The post-op room is intense, ten times worse then the waiting room, and the pre-op room. A little boy is screaming after his eye operation, his Mum holding a soft cloth to cover his eyes as he didn’t want to open them due to the pain.

It’s about 8pm as I walk through the empty corridors to collect the car, the cafe’s and chemists have closed. The only sign of life on the ground floor are the fish swimming through the aquarium.
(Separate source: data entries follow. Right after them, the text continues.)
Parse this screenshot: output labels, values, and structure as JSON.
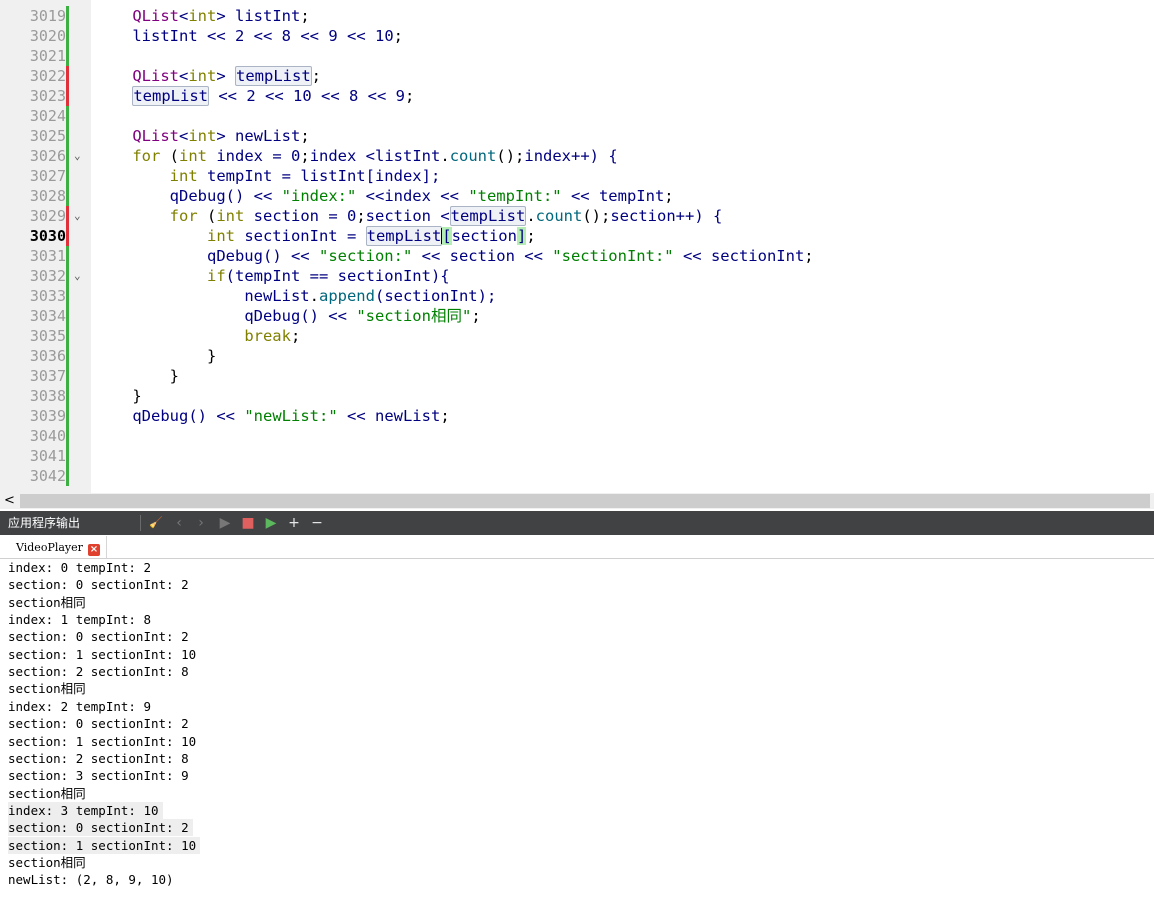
{
  "editor": {
    "lines": [
      {
        "num": "3019",
        "mark": "green",
        "fold": false,
        "current": false,
        "tokens": [
          [
            "    ",
            "pl"
          ],
          [
            "QList",
            "ty"
          ],
          [
            "<",
            "nm"
          ],
          [
            "int",
            "kw"
          ],
          [
            "> ",
            "nm"
          ],
          [
            "listInt",
            "nm"
          ],
          [
            ";",
            "pl"
          ]
        ]
      },
      {
        "num": "3020",
        "mark": "green",
        "fold": false,
        "current": false,
        "tokens": [
          [
            "    ",
            "pl"
          ],
          [
            "listInt",
            "nm"
          ],
          [
            " << ",
            "nm"
          ],
          [
            "2",
            "nm"
          ],
          [
            " << ",
            "nm"
          ],
          [
            "8",
            "nm"
          ],
          [
            " << ",
            "nm"
          ],
          [
            "9",
            "nm"
          ],
          [
            " << ",
            "nm"
          ],
          [
            "10",
            "nm"
          ],
          [
            ";",
            "pl"
          ]
        ]
      },
      {
        "num": "3021",
        "mark": "green",
        "fold": false,
        "current": false,
        "tokens": []
      },
      {
        "num": "3022",
        "mark": "red",
        "fold": false,
        "current": false,
        "tokens": [
          [
            "    ",
            "pl"
          ],
          [
            "QList",
            "ty"
          ],
          [
            "<",
            "nm"
          ],
          [
            "int",
            "kw"
          ],
          [
            "> ",
            "nm"
          ],
          [
            "tempList",
            "nm",
            "hl"
          ],
          [
            ";",
            "pl"
          ]
        ]
      },
      {
        "num": "3023",
        "mark": "red",
        "fold": false,
        "current": false,
        "tokens": [
          [
            "    ",
            "pl"
          ],
          [
            "tempList",
            "nm",
            "hl"
          ],
          [
            " << ",
            "nm"
          ],
          [
            "2",
            "nm"
          ],
          [
            " << ",
            "nm"
          ],
          [
            "10",
            "nm"
          ],
          [
            " << ",
            "nm"
          ],
          [
            "8",
            "nm"
          ],
          [
            " << ",
            "nm"
          ],
          [
            "9",
            "nm"
          ],
          [
            ";",
            "pl"
          ]
        ]
      },
      {
        "num": "3024",
        "mark": "green",
        "fold": false,
        "current": false,
        "tokens": []
      },
      {
        "num": "3025",
        "mark": "green",
        "fold": false,
        "current": false,
        "tokens": [
          [
            "    ",
            "pl"
          ],
          [
            "QList",
            "ty"
          ],
          [
            "<",
            "nm"
          ],
          [
            "int",
            "kw"
          ],
          [
            "> ",
            "nm"
          ],
          [
            "newList",
            "nm"
          ],
          [
            ";",
            "pl"
          ]
        ]
      },
      {
        "num": "3026",
        "mark": "green",
        "fold": true,
        "current": false,
        "tokens": [
          [
            "    ",
            "pl"
          ],
          [
            "for",
            "kw"
          ],
          [
            " (",
            "pl"
          ],
          [
            "int",
            "kw"
          ],
          [
            " index = ",
            "nm"
          ],
          [
            "0",
            "nm"
          ],
          [
            ";",
            "pl"
          ],
          [
            "index <",
            "nm"
          ],
          [
            "listInt",
            "nm"
          ],
          [
            ".",
            "pl"
          ],
          [
            "count",
            "fn"
          ],
          [
            "();",
            "pl"
          ],
          [
            "index++) {",
            "nm"
          ]
        ]
      },
      {
        "num": "3027",
        "mark": "green",
        "fold": false,
        "current": false,
        "tokens": [
          [
            "        ",
            "pl"
          ],
          [
            "int",
            "kw"
          ],
          [
            " tempInt = ",
            "nm"
          ],
          [
            "listInt",
            "nm"
          ],
          [
            "[index];",
            "nm"
          ]
        ]
      },
      {
        "num": "3028",
        "mark": "green",
        "fold": false,
        "current": false,
        "tokens": [
          [
            "        ",
            "pl"
          ],
          [
            "qDebug",
            "nm"
          ],
          [
            "() << ",
            "nm"
          ],
          [
            "\"index:\"",
            "st"
          ],
          [
            " <<",
            "nm"
          ],
          [
            "index << ",
            "nm"
          ],
          [
            "\"tempInt:\"",
            "st"
          ],
          [
            " << ",
            "nm"
          ],
          [
            "tempInt",
            "nm"
          ],
          [
            ";",
            "pl"
          ]
        ]
      },
      {
        "num": "3029",
        "mark": "red",
        "fold": true,
        "current": false,
        "tokens": [
          [
            "        ",
            "pl"
          ],
          [
            "for",
            "kw"
          ],
          [
            " (",
            "pl"
          ],
          [
            "int",
            "kw"
          ],
          [
            " section = ",
            "nm"
          ],
          [
            "0",
            "nm"
          ],
          [
            ";",
            "pl"
          ],
          [
            "section <",
            "nm"
          ],
          [
            "tempList",
            "nm",
            "hl"
          ],
          [
            ".",
            "pl"
          ],
          [
            "count",
            "fn"
          ],
          [
            "();",
            "pl"
          ],
          [
            "section++) {",
            "nm"
          ]
        ]
      },
      {
        "num": "3030",
        "mark": "red",
        "fold": false,
        "current": true,
        "tokens": [
          [
            "            ",
            "pl"
          ],
          [
            "int",
            "kw"
          ],
          [
            " sectionInt = ",
            "nm"
          ],
          [
            "tempList",
            "nm",
            "hl"
          ],
          [
            "|",
            "cur"
          ],
          [
            "[",
            "nm",
            "mt"
          ],
          [
            "section",
            "nm"
          ],
          [
            "]",
            "nm",
            "mt"
          ],
          [
            ";",
            "pl"
          ]
        ]
      },
      {
        "num": "3031",
        "mark": "green",
        "fold": false,
        "current": false,
        "tokens": [
          [
            "            ",
            "pl"
          ],
          [
            "qDebug",
            "nm"
          ],
          [
            "() << ",
            "nm"
          ],
          [
            "\"section:\"",
            "st"
          ],
          [
            " << ",
            "nm"
          ],
          [
            "section << ",
            "nm"
          ],
          [
            "\"sectionInt:\"",
            "st"
          ],
          [
            " << ",
            "nm"
          ],
          [
            "sectionInt",
            "nm"
          ],
          [
            ";",
            "pl"
          ]
        ]
      },
      {
        "num": "3032",
        "mark": "green",
        "fold": true,
        "current": false,
        "tokens": [
          [
            "            ",
            "pl"
          ],
          [
            "if",
            "kw"
          ],
          [
            "(tempInt == sectionInt){",
            "nm"
          ]
        ]
      },
      {
        "num": "3033",
        "mark": "green",
        "fold": false,
        "current": false,
        "tokens": [
          [
            "                ",
            "pl"
          ],
          [
            "newList",
            "nm"
          ],
          [
            ".",
            "pl"
          ],
          [
            "append",
            "fn"
          ],
          [
            "(sectionInt);",
            "nm"
          ]
        ]
      },
      {
        "num": "3034",
        "mark": "green",
        "fold": false,
        "current": false,
        "tokens": [
          [
            "                ",
            "pl"
          ],
          [
            "qDebug",
            "nm"
          ],
          [
            "() << ",
            "nm"
          ],
          [
            "\"section相同\"",
            "st"
          ],
          [
            ";",
            "pl"
          ]
        ]
      },
      {
        "num": "3035",
        "mark": "green",
        "fold": false,
        "current": false,
        "tokens": [
          [
            "                ",
            "pl"
          ],
          [
            "break",
            "kw"
          ],
          [
            ";",
            "pl"
          ]
        ]
      },
      {
        "num": "3036",
        "mark": "green",
        "fold": false,
        "current": false,
        "tokens": [
          [
            "            ",
            "pl"
          ],
          [
            "}",
            "pl"
          ]
        ]
      },
      {
        "num": "3037",
        "mark": "green",
        "fold": false,
        "current": false,
        "tokens": [
          [
            "        ",
            "pl"
          ],
          [
            "}",
            "pl"
          ]
        ]
      },
      {
        "num": "3038",
        "mark": "green",
        "fold": false,
        "current": false,
        "tokens": [
          [
            "    ",
            "pl"
          ],
          [
            "}",
            "pl"
          ]
        ]
      },
      {
        "num": "3039",
        "mark": "green",
        "fold": false,
        "current": false,
        "tokens": [
          [
            "    ",
            "pl"
          ],
          [
            "qDebug",
            "nm"
          ],
          [
            "() << ",
            "nm"
          ],
          [
            "\"newList:\"",
            "st"
          ],
          [
            " << ",
            "nm"
          ],
          [
            "newList",
            "nm"
          ],
          [
            ";",
            "pl"
          ]
        ]
      },
      {
        "num": "3040",
        "mark": "green",
        "fold": false,
        "current": false,
        "tokens": []
      },
      {
        "num": "3041",
        "mark": "green",
        "fold": false,
        "current": false,
        "tokens": []
      },
      {
        "num": "3042",
        "mark": "green",
        "fold": false,
        "current": false,
        "tokens": []
      }
    ]
  },
  "scrollbar": {
    "left_arrow": "<"
  },
  "pane": {
    "title": "应用程序输出",
    "buttons": [
      {
        "name": "clear-icon",
        "glyph": "🧹",
        "color": "#d8d8d8",
        "enabled": true
      },
      {
        "name": "previous-icon",
        "glyph": "‹",
        "color": "#777777",
        "enabled": false
      },
      {
        "name": "next-icon",
        "glyph": "›",
        "color": "#777777",
        "enabled": false
      },
      {
        "name": "run-icon",
        "glyph": "▶",
        "color": "#777777",
        "enabled": false
      },
      {
        "name": "stop-icon",
        "glyph": "■",
        "color": "#e06060",
        "enabled": true
      },
      {
        "name": "attach-debugger-icon",
        "glyph": "▶",
        "color": "#5cb85c",
        "enabled": true
      },
      {
        "name": "zoom-in-icon",
        "glyph": "+",
        "color": "#e8e8e8",
        "enabled": true
      },
      {
        "name": "zoom-out-icon",
        "glyph": "−",
        "color": "#e8e8e8",
        "enabled": true
      }
    ],
    "tab": {
      "label": "VideoPlayer",
      "close_glyph": "×"
    }
  },
  "output": {
    "lines": [
      "index: 0 tempInt: 2",
      "section: 0 sectionInt: 2",
      "section相同",
      "index: 1 tempInt: 8",
      "section: 0 sectionInt: 2",
      "section: 1 sectionInt: 10",
      "section: 2 sectionInt: 8",
      "section相同",
      "index: 2 tempInt: 9",
      "section: 0 sectionInt: 2",
      "section: 1 sectionInt: 10",
      "section: 2 sectionInt: 8",
      "section: 3 sectionInt: 9",
      "section相同",
      "index: 3 tempInt: 10",
      "section: 0 sectionInt: 2",
      "section: 1 sectionInt: 10",
      "section相同",
      "newList: (2, 8, 9, 10)"
    ],
    "selected_lines": [
      14,
      15,
      16
    ]
  },
  "colors": {
    "mark_green": "#3cb043",
    "mark_red": "#e0303a"
  }
}
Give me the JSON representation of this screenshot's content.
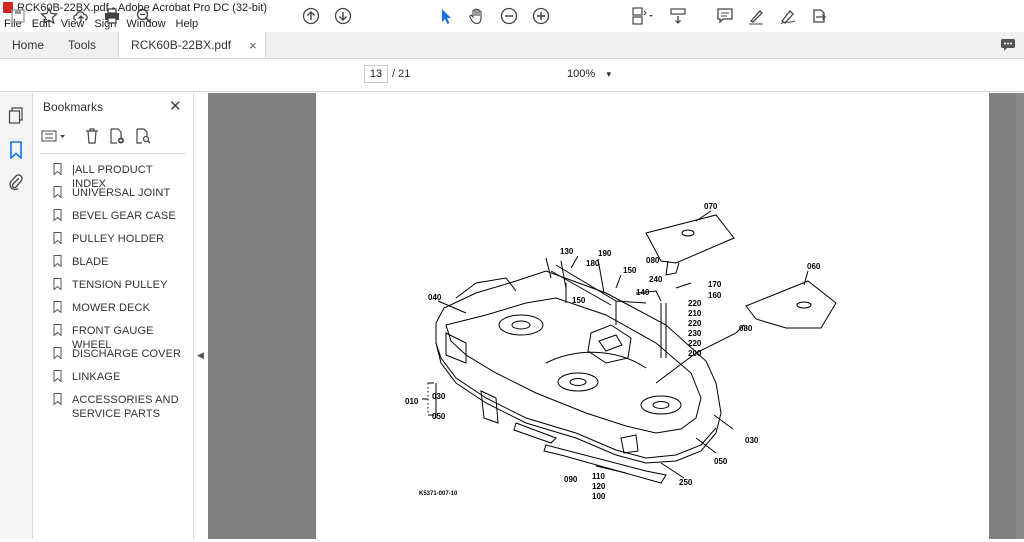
{
  "window": {
    "title": "RCK60B-22BX.pdf - Adobe Acrobat Pro DC (32-bit)"
  },
  "menu": [
    "File",
    "Edit",
    "View",
    "Sign",
    "Window",
    "Help"
  ],
  "tabs": {
    "home": "Home",
    "tools": "Tools",
    "doc": "RCK60B-22BX.pdf",
    "doc_close": "×"
  },
  "toolbar": {
    "page_current": "13",
    "page_total": "/ 21",
    "zoom": "100%",
    "zoom_caret": "▾"
  },
  "bookmarks": {
    "title": "Bookmarks",
    "close": "✕",
    "items": [
      {
        "label": "|ALL PRODUCT INDEX"
      },
      {
        "label": "UNIVERSAL JOINT"
      },
      {
        "label": "BEVEL GEAR CASE"
      },
      {
        "label": "PULLEY HOLDER"
      },
      {
        "label": "BLADE"
      },
      {
        "label": "TENSION PULLEY"
      },
      {
        "label": "MOWER DECK"
      },
      {
        "label": "FRONT GAUGE WHEEL"
      },
      {
        "label": "DISCHARGE COVER"
      },
      {
        "label": "LINKAGE"
      },
      {
        "label": "ACCESSORIES AND SERVICE PARTS"
      }
    ]
  },
  "diagram": {
    "parts": [
      "070",
      "130",
      "190",
      "180",
      "150",
      "080",
      "240",
      "170",
      "160",
      "060",
      "040",
      "150",
      "140",
      "220",
      "210",
      "220",
      "230",
      "220",
      "200",
      "080",
      "010",
      "030",
      "050",
      "030",
      "050",
      "110",
      "120",
      "100",
      "090",
      "250"
    ],
    "code": "K5371-007-10"
  },
  "colors": {
    "accent": "#1a73e8",
    "canvas": "#808080",
    "pdf_red": "#d4251f"
  }
}
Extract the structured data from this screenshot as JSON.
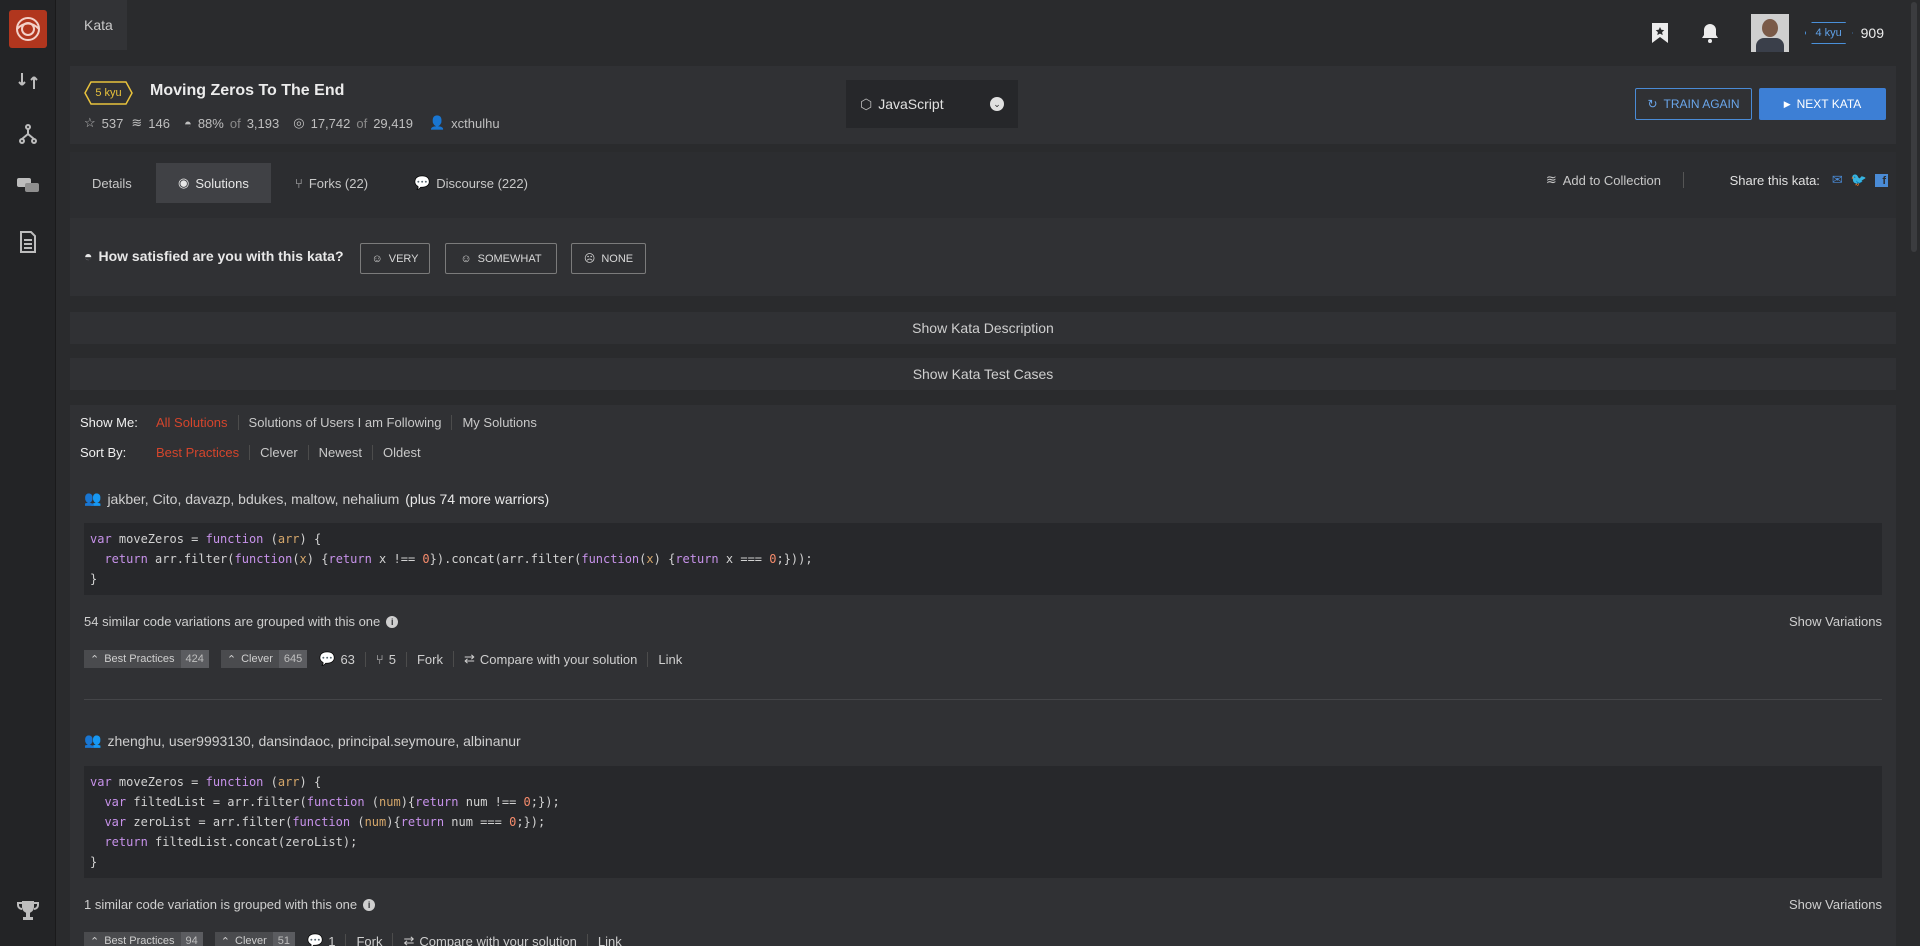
{
  "breadcrumb": "Kata",
  "user": {
    "rank": "4 kyu",
    "honor": "909"
  },
  "kata": {
    "rank": "5 kyu",
    "title": "Moving Zeros To The End",
    "stars": "537",
    "collections": "146",
    "satisfaction": "88%",
    "satisfaction_of_label": "of",
    "satisfaction_votes": "3,193",
    "completed": "17,742",
    "completed_of_label": "of",
    "attempts": "29,419",
    "author": "xcthulhu"
  },
  "language": "JavaScript",
  "buttons": {
    "train_again": "TRAIN AGAIN",
    "next_kata": "NEXT KATA"
  },
  "tabs": [
    {
      "label": "Details"
    },
    {
      "label": "Solutions"
    },
    {
      "label": "Forks (22)"
    },
    {
      "label": "Discourse (222)"
    }
  ],
  "add_collection": "Add to Collection",
  "share_label": "Share this kata:",
  "satisfaction": {
    "question": "How satisfied are you with this kata?",
    "very": "VERY",
    "somewhat": "SOMEWHAT",
    "none": "NONE"
  },
  "toggles": {
    "description": "Show Kata Description",
    "tests": "Show Kata Test Cases"
  },
  "filters": {
    "show_label": "Show Me:",
    "show_options": [
      "All Solutions",
      "Solutions of Users I am Following",
      "My Solutions"
    ],
    "sort_label": "Sort By:",
    "sort_options": [
      "Best Practices",
      "Clever",
      "Newest",
      "Oldest"
    ]
  },
  "solutions": [
    {
      "warriors": "jakber, Cito, davazp, bdukes, maltow, nehalium",
      "more": "(plus 74 more warriors)",
      "variations": "54 similar code variations are grouped with this one",
      "show_variations": "Show Variations",
      "best_practices": "424",
      "clever": "645",
      "comments": "63",
      "forks": "5"
    },
    {
      "warriors": "zhenghu, user9993130, dansindaoc, principal.seymoure, albinanur",
      "more": "",
      "variations": "1 similar code variation is grouped with this one",
      "show_variations": "Show Variations",
      "best_practices": "94",
      "clever": "51",
      "comments": "1",
      "forks": ""
    }
  ],
  "action_labels": {
    "best_practices": "Best Practices",
    "clever": "Clever",
    "fork": "Fork",
    "compare": "Compare with your solution",
    "link": "Link"
  }
}
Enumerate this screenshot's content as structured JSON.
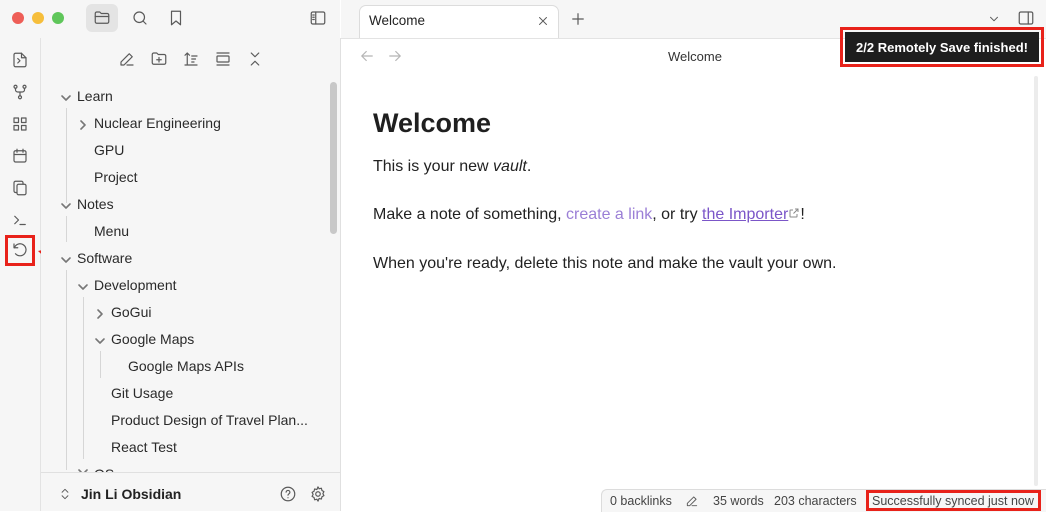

Then the flood gates open, tears stream down my face, it dawns on me that this massive procedure today is only a temporarily solution to Chiara’s complex picture. That we will not be leaving the hospital with our healed and recovered child, instead as we carry her through the doors she still has a serious brain-injury, she is still unable to move freely, her words may never make it outside of her mind and her time is limited on this earth.

It hit’s me hard in my solar-plexus and the tears flowed and flowed, not just my tears, the tears of all the parents and children I saw today.

It’s hard not to have moments where you feel defeated by this race. And when I hear my husband say the same, I know we are both physically and emotionally exhausted and we need to tread gently for the days to follow.

I exit out of the revolving doors and the first thing that caught my eye was a small cross on top of a building to the right. The sun was fading but with it came some extraordinary colours that swept the sky. Soft pinks and streaks of purple..

I took a big breath in and whispered my prayers, stood up tall and walked to the car.

Now for the long drive home..

Categories: Cerebral Palsy

4 Comments »

  1. Darling Nat – your superb writing from your heart bought tears and more tears. Thanks so much for sharing your journey with so many people. Can’t answer your question of why so many children and their parents suffer. Love Papa.